Так было и с Пещеряковым. Его нравственные устои и убеждения оказались слабее подленького стремления к самосохранению. Такая же история случилась и с младшим лейтенантом Леонидом Кодольским, трусость которого стоила ему собственной жизни.
Он сменил Василия Гриценюка, попавшего надолго в госпиталь: лопнули барабанные перепонки. Случилось это во время полета из Малого Тростянца в глубокий тыл противника. На обратном пути под Кишиневом наткнулись на пару "мессеров". Завязалась схватка. Тут откуда ни возьмись - еще пара "мессеров". Дело плохо: у нас горючее-то на исходе. Надо выходить из боя. Решаю прибегнуть к излюбленному методу - камнем пикировать до самой земли, там вырывать машину и на бреющем - к своим. При выходе из пикирования от резкого перепада давления у меня из левого уха потекла кровь, а у Гриценюка-из двух сразу. После лечения Василий снова придет к нам, но уже со значительной потерей слуха. Мы вмонтируем в его шлемофон усилители, так он пролетает до конца войны и благополучно вернется на родную Украину.
Первое впечатление Кодольский произвел хорошее. Спортсмен, летает сносно. Несколько раз взяли его с собой на задание для "обкатки" - не позволяли ему ввязываться в бой, А потом пришло время, когда надо было и ему драться, а он все в стороне.
Не понравилось это нам, но молчим, продолжаем приобщать молодого летчика к нашему делу. Чувствуем, ему оно не по душе. Начинаем проводить воспитательную работу, напоминать о военной присяге, уставных требованиях. Вроде бы все понимает. А как в бой-так в сторонку.
"Тактика" труса нашла свое отражение в боевом донесении от 15 мая 1944 года. "Младший лейтенант Л. Г. Кодольский в составе четверки Ла-5 во главе с лейтенантом О. Н. Смирновым вылетел на прикрытие наших войск. Над передним краем группа встретила двенадцать Ю-87 под прикрытием шести ФВ-190. Смирнов повел группу в атаку. Младший лейтенант Кодольский в бой не вступил, ушел в облака, оторвался от группы, приземлился на запасном аэродроме".
После этого случая у меня с Кодольским был откровенный разговор. Но он не признавал за собой вины - сослался на всякие объективные причины.
Тогда я решил проверить его в боевом вылете. В моем присутствии он ни разу не покинул поля боя, но все время держался пассивно ниже меня. Как-то, отбив атаку фашистов, я передал ему по радио:
- Выходи наверх - "мессеры" ушли.
Он "выплыл" рядом. Я увидел его побелевшее лицо, понял: он весь во власти страха. Страх сковал его, превратил в жалкого труса. Почему? Слишком ли дорожил Подольский своей жизнью? Или вообще не рожден был для боя?
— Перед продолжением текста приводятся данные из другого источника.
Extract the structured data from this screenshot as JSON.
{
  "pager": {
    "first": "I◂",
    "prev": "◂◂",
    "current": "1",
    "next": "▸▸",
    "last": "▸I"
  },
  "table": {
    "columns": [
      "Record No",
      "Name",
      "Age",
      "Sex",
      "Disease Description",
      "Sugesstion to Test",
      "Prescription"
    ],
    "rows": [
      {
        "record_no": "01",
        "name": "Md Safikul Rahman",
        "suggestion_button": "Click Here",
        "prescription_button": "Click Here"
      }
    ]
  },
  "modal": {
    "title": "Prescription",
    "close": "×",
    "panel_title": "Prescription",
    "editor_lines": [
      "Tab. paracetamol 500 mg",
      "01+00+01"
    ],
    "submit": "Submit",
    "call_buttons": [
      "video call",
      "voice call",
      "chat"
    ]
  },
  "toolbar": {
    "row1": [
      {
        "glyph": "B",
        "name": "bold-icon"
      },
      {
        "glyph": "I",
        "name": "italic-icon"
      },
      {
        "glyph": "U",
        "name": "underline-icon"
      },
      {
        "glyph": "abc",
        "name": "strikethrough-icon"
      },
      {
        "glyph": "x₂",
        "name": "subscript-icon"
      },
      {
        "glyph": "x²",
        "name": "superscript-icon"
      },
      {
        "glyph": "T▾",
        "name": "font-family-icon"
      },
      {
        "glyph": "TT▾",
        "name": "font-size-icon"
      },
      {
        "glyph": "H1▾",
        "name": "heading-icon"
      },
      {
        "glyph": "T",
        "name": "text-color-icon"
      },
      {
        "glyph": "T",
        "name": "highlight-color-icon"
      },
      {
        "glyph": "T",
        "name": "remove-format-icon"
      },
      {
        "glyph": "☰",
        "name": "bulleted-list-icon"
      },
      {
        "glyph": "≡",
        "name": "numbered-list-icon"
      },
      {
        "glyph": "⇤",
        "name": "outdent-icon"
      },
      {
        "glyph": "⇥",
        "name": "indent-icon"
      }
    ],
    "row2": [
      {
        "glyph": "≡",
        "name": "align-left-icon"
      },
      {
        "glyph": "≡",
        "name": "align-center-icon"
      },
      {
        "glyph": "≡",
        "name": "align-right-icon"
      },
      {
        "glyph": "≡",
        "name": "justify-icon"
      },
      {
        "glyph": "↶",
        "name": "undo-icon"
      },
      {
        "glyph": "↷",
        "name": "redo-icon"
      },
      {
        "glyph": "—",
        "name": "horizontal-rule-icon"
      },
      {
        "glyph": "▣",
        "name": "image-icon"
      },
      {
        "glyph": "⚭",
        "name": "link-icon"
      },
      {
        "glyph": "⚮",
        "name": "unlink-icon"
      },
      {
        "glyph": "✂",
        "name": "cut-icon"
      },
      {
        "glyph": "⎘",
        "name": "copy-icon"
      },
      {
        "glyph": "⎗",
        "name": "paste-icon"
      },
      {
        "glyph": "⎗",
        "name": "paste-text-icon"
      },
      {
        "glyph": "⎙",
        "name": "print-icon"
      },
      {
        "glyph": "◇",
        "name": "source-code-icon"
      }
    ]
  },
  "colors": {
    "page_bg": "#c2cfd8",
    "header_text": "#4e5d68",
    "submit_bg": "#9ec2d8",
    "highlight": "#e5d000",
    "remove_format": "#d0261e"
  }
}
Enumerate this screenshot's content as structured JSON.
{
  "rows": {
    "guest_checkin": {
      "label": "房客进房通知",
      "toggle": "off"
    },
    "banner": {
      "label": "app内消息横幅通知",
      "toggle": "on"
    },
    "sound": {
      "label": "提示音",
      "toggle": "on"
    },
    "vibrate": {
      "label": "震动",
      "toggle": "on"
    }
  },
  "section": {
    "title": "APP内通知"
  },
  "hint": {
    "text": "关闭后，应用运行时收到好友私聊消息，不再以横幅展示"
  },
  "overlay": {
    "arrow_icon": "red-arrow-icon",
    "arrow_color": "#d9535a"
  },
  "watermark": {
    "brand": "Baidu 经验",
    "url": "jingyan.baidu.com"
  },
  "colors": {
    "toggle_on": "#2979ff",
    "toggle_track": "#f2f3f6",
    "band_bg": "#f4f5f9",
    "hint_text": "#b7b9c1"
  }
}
В любом случае нельзя терять воинского достоинства. Подольский же этого не понимал или делал вид, что не понимает. Неужели рассчитывал вот так, "юзом", пролетать до победы, а потом наверняка выдавать себя за героя? Только небо войны-экзаменатор строгий.
Майор Краснов взялся лично проверить Подольского. Они взлетели, ушли к переднему краю. Я предусмотрительно послал им вслед Кирилюка и Панкова - на всякий случай. И не напрасно. Как только завязалась схватка с "мессерами", Кодольский моментально исчез. Туго пришлось бы Краснову, если бы не подоспела наша пара.
А Кодольский вдруг появился над аэродромом. Снизился до бреющего полета, начал разворачиваться, да так, что крылом зацепил землю, повредил его. Потом чуть поднялся, стал заходить на посадку и сорвался в штопор на очень малой высоте.
Так бесславно завершился путь еще одного человека из числа тех, настоящие фамилии которых пришлось изменить и сейчас их не хочется называть.
Да, нигде не проверяется человек так, как на войне. Вот почему, наверное, столь крепка и нерушима дружба тех кто с честью и достоинством прошел через ее жестокое горнило.
...Пока мы сражались в воздухе, наземные войска вели активную подготовку к новому наступлению.
Недалеко от аэродрома находился полигон. На нем беспрестанно ревели танковые моторы, столбом стояла пыль. Что там происходит? В один из дней мы посетили полигон и увидели тренировку пехотинцев. Автоматчики, пулеметчики, бронебойщики занимали полигонные траншеи, всевозможные хода сообщения, щели, а затем над их головами шли тяжелые танки.
- Бои предстоят тяжелые, мы психологически закаляем молодых солдат, пояснил нам командир стрелкового батальона.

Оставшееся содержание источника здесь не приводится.